Of course, some of the changes were positive. My diet went from cheap wine and Aldi’s finest frozen goods to delicious, home-cooked meals. My sleep routine improved, and I actually started to drink enough water. Daily cuddles with a dog does wonders for your sanity.
Change of Environment
The change from living at university to living at home was as I expected – not exactly seamless. “It’s the little things you forget”, explained a friend. “Your best friend isn’t just across the corridor anymore, they’re suddenly bloody miles away”. For most graduates, life after university involves at least a short period of living at home, back with parents and siblings that you might not have lived with for a few years. It’s an adjustment which can be slightly harder than anticipated because you’re not just ‘back for the holidays’ or ‘back to study’ – you’re back for good.
I found it challenging that I went from living in Selly Oak’s finest area, with easy access to the wonderful city of Birmingham… to life in a village. It’s leafy and beautiful, but there’s absolutely nothing within walking distance. Without a car, life became a little stagnant. Thank goodness for online shopping. On another note, the dog barking totally gives it away when I try to sneak home in the early hours of the morning post gin drinking.
Change of Pressure
More than anything, I found myself wrestling with a tiny existential crisis each morning. Of course, this sounds totally dramatic, but it was probably due to a change in pressure. Rather than exams to prepare for, or deadlines to meet, my goals became huge, sweeping and seemingly impossible statements. ‘Get a job‘. ‘Choose a Career‘. Every moment spent not job hunting felt guilty, and yet all I wanted to do for a while was sleep and watch Netflix.
Is this universal?
Regardless of the reason, most graduates find graduating, moving back home and job hunting a slight shock to the system. Moving to University was scary for sure but there was advice, systems, and people in brightly coloured t-shirts showing you where to go for your first couple of days. Graduating felt a little like being pushed into the deep end and expecting to swim straight away. Of course, we probably make it worse for ourselves, because no one talks about how tough it can feel. I’m going to be brave and say it, to the Internet and mostly my Mum – life post-graduation was scary, difficult, and at times really draining.
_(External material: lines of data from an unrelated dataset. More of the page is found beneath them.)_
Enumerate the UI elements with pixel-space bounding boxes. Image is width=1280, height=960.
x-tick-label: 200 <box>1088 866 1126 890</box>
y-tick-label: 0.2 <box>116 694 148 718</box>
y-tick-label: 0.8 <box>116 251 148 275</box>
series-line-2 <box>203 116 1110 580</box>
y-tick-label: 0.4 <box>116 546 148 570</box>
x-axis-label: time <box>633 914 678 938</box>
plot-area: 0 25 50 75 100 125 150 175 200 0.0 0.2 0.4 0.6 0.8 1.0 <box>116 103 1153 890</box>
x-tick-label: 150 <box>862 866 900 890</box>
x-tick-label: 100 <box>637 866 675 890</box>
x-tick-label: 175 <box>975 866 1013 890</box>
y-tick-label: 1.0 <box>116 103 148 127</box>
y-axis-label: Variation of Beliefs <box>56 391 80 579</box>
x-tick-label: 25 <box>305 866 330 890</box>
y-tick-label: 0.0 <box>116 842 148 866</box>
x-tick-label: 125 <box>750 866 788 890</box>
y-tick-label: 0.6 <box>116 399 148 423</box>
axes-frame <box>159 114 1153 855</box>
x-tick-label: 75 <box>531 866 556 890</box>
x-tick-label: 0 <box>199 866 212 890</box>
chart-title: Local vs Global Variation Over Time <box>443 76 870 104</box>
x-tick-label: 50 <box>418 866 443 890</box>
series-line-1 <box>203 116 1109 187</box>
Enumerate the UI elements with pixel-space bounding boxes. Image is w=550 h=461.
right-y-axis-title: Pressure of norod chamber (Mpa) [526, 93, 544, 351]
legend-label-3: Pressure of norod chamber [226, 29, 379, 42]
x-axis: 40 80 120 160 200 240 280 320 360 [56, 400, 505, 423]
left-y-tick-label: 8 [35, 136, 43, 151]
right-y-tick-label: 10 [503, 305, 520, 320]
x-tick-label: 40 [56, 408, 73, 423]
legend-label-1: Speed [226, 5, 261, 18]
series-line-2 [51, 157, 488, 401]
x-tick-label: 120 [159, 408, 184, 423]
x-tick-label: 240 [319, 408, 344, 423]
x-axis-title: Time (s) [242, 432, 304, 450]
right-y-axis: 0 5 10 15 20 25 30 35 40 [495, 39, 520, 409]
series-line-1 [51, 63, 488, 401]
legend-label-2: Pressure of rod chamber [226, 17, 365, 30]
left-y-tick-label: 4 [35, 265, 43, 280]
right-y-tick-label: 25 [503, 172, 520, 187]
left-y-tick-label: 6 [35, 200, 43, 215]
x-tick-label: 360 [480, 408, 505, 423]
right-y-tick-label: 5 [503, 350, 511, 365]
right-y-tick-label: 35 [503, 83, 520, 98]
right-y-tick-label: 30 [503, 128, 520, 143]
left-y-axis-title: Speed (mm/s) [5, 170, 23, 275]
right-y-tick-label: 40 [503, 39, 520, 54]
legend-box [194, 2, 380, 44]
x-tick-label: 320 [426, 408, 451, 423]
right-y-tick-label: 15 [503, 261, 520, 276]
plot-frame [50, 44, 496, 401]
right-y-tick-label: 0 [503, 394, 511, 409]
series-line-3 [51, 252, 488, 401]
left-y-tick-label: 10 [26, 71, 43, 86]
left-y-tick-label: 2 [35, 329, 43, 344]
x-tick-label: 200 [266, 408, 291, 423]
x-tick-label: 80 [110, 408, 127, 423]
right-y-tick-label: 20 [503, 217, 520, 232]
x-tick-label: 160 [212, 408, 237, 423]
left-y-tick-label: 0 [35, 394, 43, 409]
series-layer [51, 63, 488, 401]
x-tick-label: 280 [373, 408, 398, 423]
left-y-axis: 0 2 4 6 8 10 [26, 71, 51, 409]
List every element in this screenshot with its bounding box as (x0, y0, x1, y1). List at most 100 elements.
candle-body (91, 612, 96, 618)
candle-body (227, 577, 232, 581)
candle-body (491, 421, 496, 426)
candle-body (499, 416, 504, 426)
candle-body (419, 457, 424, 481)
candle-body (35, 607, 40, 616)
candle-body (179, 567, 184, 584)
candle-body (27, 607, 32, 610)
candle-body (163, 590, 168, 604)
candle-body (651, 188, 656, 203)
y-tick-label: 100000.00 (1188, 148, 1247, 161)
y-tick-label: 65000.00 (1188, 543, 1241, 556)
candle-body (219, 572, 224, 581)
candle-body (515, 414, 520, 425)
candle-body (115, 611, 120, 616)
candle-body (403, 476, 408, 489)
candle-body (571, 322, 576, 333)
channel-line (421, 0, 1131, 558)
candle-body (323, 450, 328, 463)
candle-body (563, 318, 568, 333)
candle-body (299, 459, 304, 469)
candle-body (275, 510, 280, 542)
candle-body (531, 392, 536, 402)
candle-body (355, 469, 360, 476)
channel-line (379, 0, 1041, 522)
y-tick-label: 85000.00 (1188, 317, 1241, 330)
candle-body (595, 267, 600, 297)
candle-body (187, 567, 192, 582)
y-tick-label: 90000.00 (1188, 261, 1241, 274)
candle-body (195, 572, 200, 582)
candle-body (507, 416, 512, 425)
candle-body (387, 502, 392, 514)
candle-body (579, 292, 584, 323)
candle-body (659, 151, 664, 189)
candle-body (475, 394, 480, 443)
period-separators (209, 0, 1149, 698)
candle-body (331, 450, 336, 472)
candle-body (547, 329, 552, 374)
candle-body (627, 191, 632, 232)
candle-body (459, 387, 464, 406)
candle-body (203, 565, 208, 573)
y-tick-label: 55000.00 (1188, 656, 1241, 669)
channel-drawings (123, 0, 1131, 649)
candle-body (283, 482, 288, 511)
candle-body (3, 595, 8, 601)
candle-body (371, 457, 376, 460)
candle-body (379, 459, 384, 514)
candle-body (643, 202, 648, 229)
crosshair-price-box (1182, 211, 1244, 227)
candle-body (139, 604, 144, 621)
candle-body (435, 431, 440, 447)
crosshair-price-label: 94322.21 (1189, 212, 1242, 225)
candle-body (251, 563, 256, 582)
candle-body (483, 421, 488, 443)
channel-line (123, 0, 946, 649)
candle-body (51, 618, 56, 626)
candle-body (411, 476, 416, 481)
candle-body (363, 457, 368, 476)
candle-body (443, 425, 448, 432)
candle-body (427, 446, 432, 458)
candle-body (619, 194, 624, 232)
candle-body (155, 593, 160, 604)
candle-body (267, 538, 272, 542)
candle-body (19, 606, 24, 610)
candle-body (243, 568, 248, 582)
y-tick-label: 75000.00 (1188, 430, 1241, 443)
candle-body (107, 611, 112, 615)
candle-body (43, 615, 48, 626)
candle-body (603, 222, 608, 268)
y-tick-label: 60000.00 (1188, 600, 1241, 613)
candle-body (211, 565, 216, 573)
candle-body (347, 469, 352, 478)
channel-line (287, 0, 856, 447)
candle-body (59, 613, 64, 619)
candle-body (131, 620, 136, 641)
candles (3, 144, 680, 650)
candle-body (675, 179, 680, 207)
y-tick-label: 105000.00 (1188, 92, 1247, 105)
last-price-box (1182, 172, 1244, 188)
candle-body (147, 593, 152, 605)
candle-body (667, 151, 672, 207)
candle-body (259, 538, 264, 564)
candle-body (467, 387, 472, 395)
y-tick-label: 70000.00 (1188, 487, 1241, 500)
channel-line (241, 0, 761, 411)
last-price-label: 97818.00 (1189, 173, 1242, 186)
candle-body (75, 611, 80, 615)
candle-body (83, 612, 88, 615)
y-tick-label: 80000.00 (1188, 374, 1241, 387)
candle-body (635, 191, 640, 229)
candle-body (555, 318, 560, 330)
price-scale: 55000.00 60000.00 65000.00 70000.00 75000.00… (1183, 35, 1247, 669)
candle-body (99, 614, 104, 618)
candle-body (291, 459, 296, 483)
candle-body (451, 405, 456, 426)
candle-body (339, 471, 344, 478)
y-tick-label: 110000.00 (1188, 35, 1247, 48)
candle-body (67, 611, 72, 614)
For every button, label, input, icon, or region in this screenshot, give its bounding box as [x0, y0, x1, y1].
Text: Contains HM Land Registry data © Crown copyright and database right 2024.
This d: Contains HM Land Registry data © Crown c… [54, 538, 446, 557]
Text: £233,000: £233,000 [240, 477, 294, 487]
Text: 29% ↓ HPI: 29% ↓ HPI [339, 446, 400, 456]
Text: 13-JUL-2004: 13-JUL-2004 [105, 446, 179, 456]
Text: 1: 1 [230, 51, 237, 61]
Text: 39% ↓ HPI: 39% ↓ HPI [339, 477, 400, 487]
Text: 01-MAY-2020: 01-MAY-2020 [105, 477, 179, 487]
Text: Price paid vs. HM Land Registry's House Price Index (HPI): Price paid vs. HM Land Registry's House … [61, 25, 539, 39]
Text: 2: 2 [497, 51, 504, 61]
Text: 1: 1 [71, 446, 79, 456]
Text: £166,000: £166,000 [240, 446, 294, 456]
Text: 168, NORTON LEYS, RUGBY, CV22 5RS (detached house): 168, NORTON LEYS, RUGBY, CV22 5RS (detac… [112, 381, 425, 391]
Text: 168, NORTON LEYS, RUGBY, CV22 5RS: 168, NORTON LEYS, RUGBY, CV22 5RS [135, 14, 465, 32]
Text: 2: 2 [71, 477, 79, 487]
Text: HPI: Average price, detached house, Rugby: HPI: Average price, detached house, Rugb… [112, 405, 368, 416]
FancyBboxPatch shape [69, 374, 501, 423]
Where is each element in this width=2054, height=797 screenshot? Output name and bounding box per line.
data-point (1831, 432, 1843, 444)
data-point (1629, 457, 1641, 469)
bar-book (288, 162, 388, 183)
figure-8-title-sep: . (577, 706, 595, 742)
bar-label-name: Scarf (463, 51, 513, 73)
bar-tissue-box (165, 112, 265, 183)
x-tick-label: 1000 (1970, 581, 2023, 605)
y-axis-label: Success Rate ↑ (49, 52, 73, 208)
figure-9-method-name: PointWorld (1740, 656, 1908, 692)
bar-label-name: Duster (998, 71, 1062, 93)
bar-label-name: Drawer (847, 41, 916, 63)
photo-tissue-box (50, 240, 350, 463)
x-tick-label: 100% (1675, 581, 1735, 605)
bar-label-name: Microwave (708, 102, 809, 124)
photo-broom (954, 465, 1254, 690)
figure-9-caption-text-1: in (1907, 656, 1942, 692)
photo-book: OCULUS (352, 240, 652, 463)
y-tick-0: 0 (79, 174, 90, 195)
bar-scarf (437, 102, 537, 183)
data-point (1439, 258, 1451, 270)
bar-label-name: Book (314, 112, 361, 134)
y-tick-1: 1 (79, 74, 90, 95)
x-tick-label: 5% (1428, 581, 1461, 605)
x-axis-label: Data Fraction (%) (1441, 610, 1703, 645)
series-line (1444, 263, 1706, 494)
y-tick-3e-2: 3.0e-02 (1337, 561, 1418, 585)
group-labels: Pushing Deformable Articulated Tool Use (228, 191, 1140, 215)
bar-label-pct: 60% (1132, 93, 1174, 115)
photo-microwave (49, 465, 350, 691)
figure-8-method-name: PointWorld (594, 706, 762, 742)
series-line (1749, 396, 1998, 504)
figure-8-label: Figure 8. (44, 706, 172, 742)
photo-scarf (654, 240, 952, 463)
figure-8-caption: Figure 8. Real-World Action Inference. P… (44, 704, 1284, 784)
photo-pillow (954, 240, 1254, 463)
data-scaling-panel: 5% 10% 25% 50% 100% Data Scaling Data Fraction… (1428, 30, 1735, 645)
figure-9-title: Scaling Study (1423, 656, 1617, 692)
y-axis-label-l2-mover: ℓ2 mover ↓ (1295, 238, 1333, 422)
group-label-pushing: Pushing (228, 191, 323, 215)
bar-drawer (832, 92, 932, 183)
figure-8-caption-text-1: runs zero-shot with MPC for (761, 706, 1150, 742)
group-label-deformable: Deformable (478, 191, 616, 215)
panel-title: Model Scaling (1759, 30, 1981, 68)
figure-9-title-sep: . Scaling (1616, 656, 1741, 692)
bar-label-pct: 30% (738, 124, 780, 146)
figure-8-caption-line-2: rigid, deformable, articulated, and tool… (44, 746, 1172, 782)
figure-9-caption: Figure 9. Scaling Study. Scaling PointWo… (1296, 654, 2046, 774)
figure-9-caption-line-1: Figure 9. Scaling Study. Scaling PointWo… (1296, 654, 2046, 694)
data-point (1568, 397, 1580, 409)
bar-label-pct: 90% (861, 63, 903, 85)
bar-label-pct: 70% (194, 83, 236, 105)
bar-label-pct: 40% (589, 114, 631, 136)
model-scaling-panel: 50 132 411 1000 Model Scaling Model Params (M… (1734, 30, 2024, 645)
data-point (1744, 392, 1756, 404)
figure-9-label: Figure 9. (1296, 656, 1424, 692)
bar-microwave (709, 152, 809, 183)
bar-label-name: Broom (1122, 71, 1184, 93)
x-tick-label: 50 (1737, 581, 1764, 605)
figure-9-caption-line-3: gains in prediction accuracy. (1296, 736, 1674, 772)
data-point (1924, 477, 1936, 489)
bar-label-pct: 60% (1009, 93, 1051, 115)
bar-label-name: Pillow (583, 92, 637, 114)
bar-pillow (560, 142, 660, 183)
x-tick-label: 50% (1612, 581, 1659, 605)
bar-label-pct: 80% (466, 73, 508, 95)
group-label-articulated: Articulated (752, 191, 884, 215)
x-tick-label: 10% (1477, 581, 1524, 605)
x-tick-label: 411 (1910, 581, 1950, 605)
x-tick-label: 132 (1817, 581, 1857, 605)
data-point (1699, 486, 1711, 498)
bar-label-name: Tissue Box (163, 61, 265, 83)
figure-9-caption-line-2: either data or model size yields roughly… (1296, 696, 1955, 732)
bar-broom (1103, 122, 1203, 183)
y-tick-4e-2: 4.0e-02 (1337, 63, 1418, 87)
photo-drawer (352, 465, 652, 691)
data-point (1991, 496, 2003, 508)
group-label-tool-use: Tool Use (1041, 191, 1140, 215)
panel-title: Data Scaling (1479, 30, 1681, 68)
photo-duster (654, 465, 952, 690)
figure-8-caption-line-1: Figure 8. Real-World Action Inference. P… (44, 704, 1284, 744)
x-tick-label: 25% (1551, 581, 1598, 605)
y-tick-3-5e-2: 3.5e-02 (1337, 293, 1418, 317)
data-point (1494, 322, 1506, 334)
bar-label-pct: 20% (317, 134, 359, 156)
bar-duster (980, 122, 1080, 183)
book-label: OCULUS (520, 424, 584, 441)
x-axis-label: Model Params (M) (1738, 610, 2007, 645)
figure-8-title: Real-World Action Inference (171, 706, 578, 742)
Post-grad blues were a real issue for me, and it took a lot longer than I expected to feel like myself again. This blog post has sat in my drafts for months now, because I didn’t want to admit how much this affected me. It’s easier to be vulnerable retrospectively, but this is a conversation I’d like to be part of. Of course, a lot of laughter, sunshine and gin-drinking can help anything. The post-grad slump was unexpected, but luckily, it wasn’t too long before everything balanced out and life was brighter.